I mentioned last week (here) that I was reading the once-famous novel The Betrothed (I Promessi Sposi in Italian) by Alessandro Manzoni. I did not expect it to furnish me with any ideas on food -- but it surprised me. It's a novel full of dramatic historical events -- famine, invasion by foreign armies, plague, and the evildoing of power-drunk nobles and clergy. All of these disrupt the lives of the two betrothed lovers of the title.

The novel begins when a weak-willed parish priest refuses to perform the marriage of two peasants, Renzo and Lucia, because a local nobleman covets the beautiful girl. Just in time, the couple escape their small village to avoid him. (The rest of the book basically follows them as they flee and undergo a variety of perils.)

A bread riot greets the young man as he enters Milan in flight from the angry and vindictive nobleman. He comes through the gates, and the mob is running in the streets carrying stolen bread and flour that they have looted from bakers' shops.

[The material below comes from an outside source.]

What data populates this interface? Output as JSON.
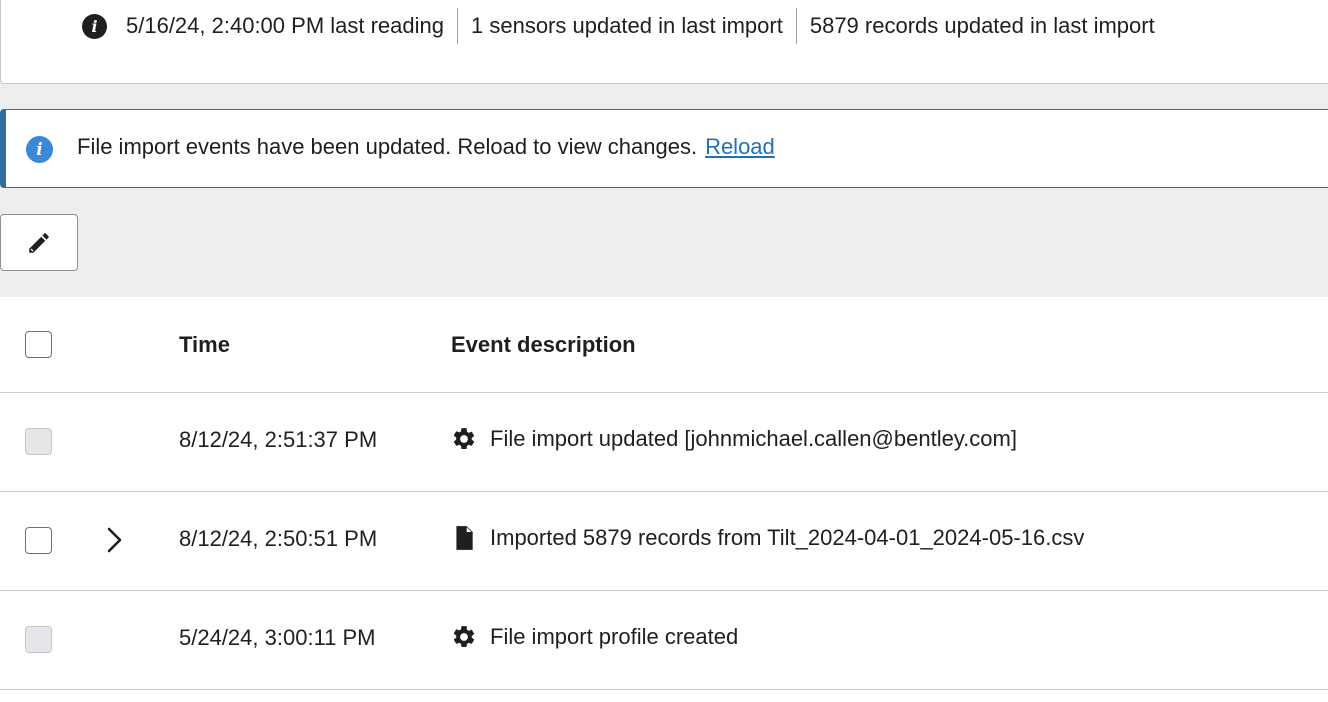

The book is very long and digressive, so the reader is treated to a long description of the food shortages and what the city fathers are doing to respond to public demand for affordable bread. Here is an abbreviated version of his description:
This was the second year of bad harvests. ... peasants... were compelled to go out and beg for their bread instead of growing it by the sweat of their brow ... The unbearable level of taxation, levied with incredible greed and incredible folly; the habitual behavir of the troops quartered in the villages ... and various other factors ... had been slowly helpingto produce that tragic result throughout the territory of Milan. ... And that miserable harvest was not yet fully gathered in, when requisitions for the army ... made such a hole in it that the shortage of grain began to be felt immediately. With the shortage came its painful, salutary, inevitable consequence, a rise in prices.

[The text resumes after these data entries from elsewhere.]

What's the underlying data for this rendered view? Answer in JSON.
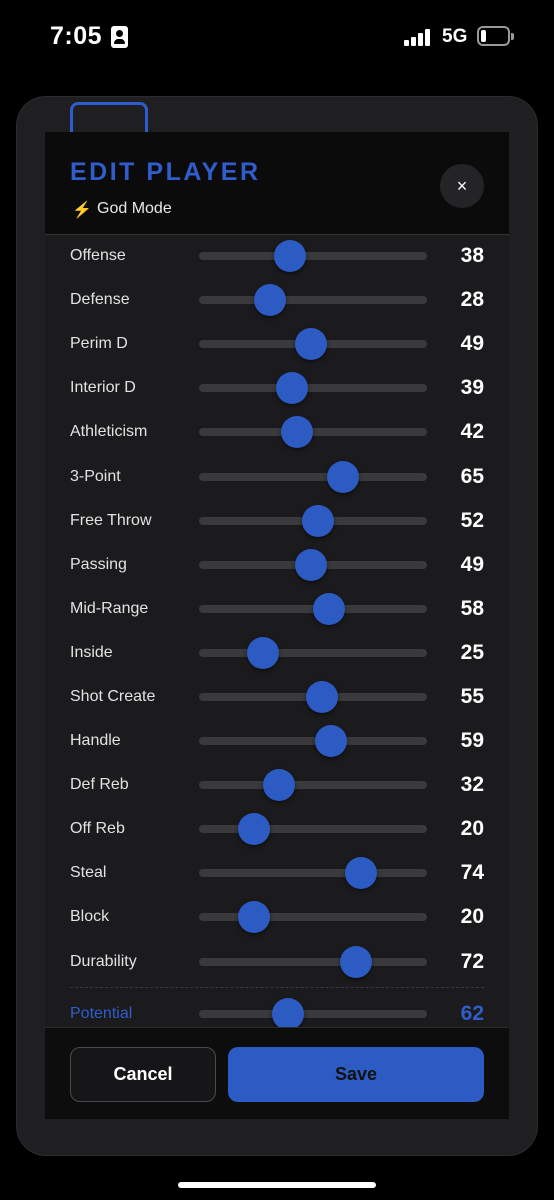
{
  "status_bar": {
    "time": "7:05",
    "network": "5G",
    "battery_level": 0.2
  },
  "modal": {
    "title": "EDIT PLAYER",
    "mode_icon": "lightning-bolt-icon",
    "mode_icon_glyph": "⚡",
    "mode_label": "God Mode",
    "close_glyph": "×",
    "accent_color": "#2d5bc4"
  },
  "attributes": [
    {
      "label": "Offense",
      "value": 38,
      "fill": 0.4
    },
    {
      "label": "Defense",
      "value": 28,
      "fill": 0.31
    },
    {
      "label": "Perim D",
      "value": 49,
      "fill": 0.49
    },
    {
      "label": "Interior D",
      "value": 39,
      "fill": 0.41
    },
    {
      "label": "Athleticism",
      "value": 42,
      "fill": 0.43
    },
    {
      "label": "3-Point",
      "value": 65,
      "fill": 0.63
    },
    {
      "label": "Free Throw",
      "value": 52,
      "fill": 0.52
    },
    {
      "label": "Passing",
      "value": 49,
      "fill": 0.49
    },
    {
      "label": "Mid-Range",
      "value": 58,
      "fill": 0.57
    },
    {
      "label": "Inside",
      "value": 25,
      "fill": 0.28
    },
    {
      "label": "Shot Create",
      "value": 55,
      "fill": 0.54
    },
    {
      "label": "Handle",
      "value": 59,
      "fill": 0.58
    },
    {
      "label": "Def Reb",
      "value": 32,
      "fill": 0.35
    },
    {
      "label": "Off Reb",
      "value": 20,
      "fill": 0.24
    },
    {
      "label": "Steal",
      "value": 74,
      "fill": 0.71
    },
    {
      "label": "Block",
      "value": 20,
      "fill": 0.24
    },
    {
      "label": "Durability",
      "value": 72,
      "fill": 0.69
    }
  ],
  "potential": {
    "label": "Potential",
    "value": 62,
    "fill": 0.39
  },
  "footer": {
    "cancel_label": "Cancel",
    "save_label": "Save"
  }
}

But when prices rise more than a certain amount, they always produce a certain effect... This effect is a common conviction that it is not in fact the shortage of goods that has caused the high prices. People forget that they have feared and predicted the shortage, and suddenly begin to believe that there is really plenty of grain, and that the trouble is that it is being kept off the market. Though there are no earthly or heavenly grounds for that belief, it gives food to people's anger and to their hopes. Real or imaginary hoarders ofgrain, landowners who did n ot sell their entire crop within twenty-four hours, bakers who bought grain and held it in stock -- everyone, in fact who possessed or was thought to possess grain was blamed for the shortage and for the high prices, and made the target of universal complaint and of the hatred or rich and poor alike. The storehouses and granaries were known to be full, overflowing, butsting with grain... (p. 231-232)
Pressured by the mob, the magistrates fixed the price for food, which meant that vendors couldn't afford to buy supplies at the higher wholesale price, and that importers couldn't obtain grain from elsewhere. Under mob pressure, bakers were baking and selling at a loss, and they begged the authorities for a recourse. When a higher price was set, the mob took to the streets. At dawn on the day that Renzo arrived, the mob had begun with attacks on bakers' delivery boys, and continued with looting the bakeries.

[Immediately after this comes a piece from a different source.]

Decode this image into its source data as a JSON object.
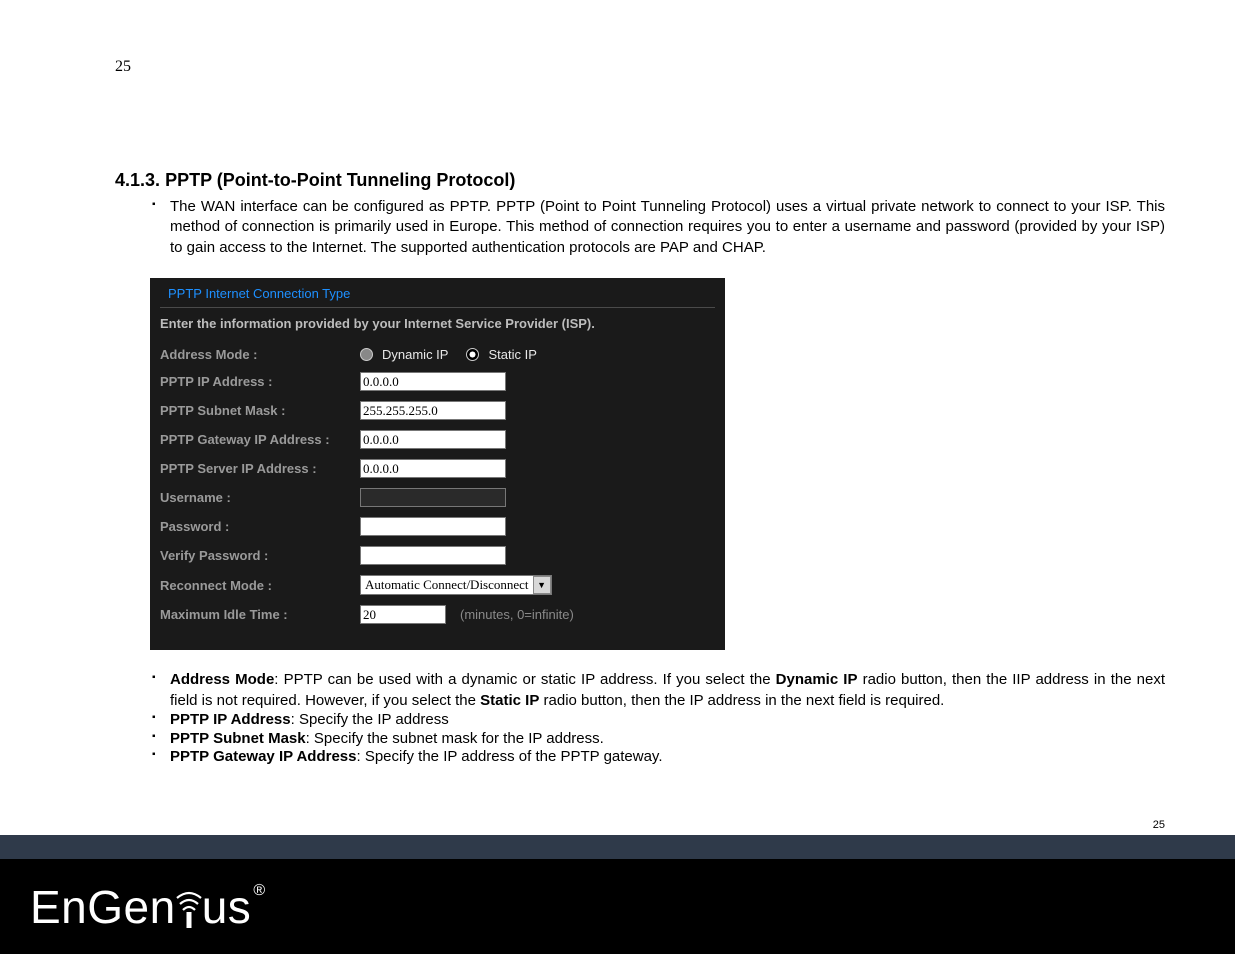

The theme of hunger, famine, shortages, and illogical or effective measures taken by both the hungry people and their leaders continues through the book. For example, when Renzo crosses the border of the Duchy of Milan and enters the next territory (meaning he's gone from the area ruled by Spain to that ruled by Venice) he finds that the rulers have purchased loads of grain and are arranging to feed the hunger. Thus they have acted more wisely and preserved civil order. "A bit less noise and a bit more sense." (p. 330)

All in all, I enjoyed reading this classic, which now seems to be obsolete. The 720 pages went much faster than I anticipated. Although the hero and heroine at first seemed to be rather foolish and unable to grasp that they were being abused and betrayed by those they believed in, they learned to be less trusting of the authorities as the book progressed. By the end, I was happy to have them finally reunited after two years of persecution, and married at last.

3 comments:

Jen said...

On some levels, this doesn't seem so different from what happened last year.

Mae Travels said...

Jen -- that was what drew me to this passage! The author, writing in the 1820s, sounds like Paul Krugman.

Jeanie said...

Sounds pretty interesting, Mae. And I love it when 720 pages go faster than planned!